While the number of checks processed has declined by 8.3% over the past two decades, the average number of check frauds have increased monotonically. In a recent letter to ABA, the Senate Committee on Banking, Housing, and Urban Affairs wrote something similar – “In 2022, banks saw an 84% increase in check fraud, costing consumers an estimated $815 million”. Despite the obsolescence of traditional checks in today’s financial landscape, the specter of fraud looms, tenaciously refusing to fade away.
Financial Institutions (FIs) have continuously grappled with an increased risk of check fraud. With advancements in technology and the nascence of complex algorithms to detect and deter, FIs have been able to combat, but only partially. The reduction of one element (human intervention) whilst over-dependence on the other (technology) has led to more significant inconsistencies than ever. Because of this, they find themselves increasingly susceptible to multi-faceted fraud risk. This situation underscores an immediate need to strike a balance between technology and human foresight.

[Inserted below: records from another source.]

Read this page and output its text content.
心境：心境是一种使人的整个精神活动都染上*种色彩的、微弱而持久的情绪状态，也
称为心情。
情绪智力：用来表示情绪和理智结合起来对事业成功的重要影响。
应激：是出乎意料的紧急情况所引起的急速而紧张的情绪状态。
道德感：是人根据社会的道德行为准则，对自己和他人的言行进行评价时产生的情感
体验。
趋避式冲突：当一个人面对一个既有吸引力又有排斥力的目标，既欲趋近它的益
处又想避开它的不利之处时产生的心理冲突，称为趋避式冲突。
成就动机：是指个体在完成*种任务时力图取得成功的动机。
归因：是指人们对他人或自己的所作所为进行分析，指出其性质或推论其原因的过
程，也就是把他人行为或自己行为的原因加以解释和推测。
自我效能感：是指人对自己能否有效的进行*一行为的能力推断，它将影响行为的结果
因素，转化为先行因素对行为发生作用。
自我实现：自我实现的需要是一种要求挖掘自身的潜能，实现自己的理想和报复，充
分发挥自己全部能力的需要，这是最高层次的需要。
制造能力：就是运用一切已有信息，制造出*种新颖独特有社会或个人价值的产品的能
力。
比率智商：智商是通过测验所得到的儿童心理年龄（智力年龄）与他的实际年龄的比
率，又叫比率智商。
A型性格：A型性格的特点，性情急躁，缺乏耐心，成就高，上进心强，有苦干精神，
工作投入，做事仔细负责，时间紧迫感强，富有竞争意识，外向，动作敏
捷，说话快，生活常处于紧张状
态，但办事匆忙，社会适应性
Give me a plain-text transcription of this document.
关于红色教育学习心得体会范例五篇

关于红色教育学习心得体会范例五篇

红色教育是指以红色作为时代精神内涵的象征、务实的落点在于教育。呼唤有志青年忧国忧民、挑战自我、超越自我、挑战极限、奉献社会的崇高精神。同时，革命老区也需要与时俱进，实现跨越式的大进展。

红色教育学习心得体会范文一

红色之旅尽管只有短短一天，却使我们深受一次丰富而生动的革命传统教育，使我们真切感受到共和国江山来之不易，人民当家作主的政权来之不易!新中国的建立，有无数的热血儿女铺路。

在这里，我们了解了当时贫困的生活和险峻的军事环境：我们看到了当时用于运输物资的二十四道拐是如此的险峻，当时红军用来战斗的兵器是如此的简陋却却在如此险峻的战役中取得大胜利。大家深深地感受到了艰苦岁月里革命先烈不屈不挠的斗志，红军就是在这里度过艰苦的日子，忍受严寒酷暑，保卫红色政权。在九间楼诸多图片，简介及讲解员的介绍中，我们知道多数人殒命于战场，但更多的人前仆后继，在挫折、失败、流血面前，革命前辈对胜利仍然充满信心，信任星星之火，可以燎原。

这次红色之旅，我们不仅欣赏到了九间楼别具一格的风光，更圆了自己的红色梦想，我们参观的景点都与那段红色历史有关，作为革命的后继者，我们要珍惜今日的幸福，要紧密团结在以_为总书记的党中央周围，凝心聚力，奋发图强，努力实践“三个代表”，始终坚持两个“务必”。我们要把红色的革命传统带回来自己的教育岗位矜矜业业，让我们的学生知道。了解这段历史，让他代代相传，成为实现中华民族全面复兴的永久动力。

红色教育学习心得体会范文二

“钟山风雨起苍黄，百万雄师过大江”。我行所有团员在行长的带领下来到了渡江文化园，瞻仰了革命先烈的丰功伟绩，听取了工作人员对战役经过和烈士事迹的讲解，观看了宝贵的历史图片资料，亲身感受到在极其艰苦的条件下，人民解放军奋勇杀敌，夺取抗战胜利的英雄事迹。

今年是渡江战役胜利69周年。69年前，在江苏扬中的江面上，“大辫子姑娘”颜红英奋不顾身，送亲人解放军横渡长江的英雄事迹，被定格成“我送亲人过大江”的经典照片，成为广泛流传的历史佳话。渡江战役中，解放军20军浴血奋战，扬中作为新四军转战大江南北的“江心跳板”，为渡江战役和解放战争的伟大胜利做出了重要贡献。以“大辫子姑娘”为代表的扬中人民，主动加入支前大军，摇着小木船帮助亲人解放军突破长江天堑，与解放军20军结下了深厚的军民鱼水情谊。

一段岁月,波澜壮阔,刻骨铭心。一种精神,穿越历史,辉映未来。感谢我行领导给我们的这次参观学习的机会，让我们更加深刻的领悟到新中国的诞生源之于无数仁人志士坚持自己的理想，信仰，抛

As per the latest Payments Fraud and Control Survey report, 63% of respondents’ organizations have been prime targets of check fraud. Data from the Federal Reserve revealed that it continues to process gazillions of checks every year. $3.38 Billion in checks were collected last year, with a total value of $8.95 Trillion, making it an easy business for fraudsters. They are not fiddling with brick-and-mortar ways but embracing more sophisticated ways of exploiting customers.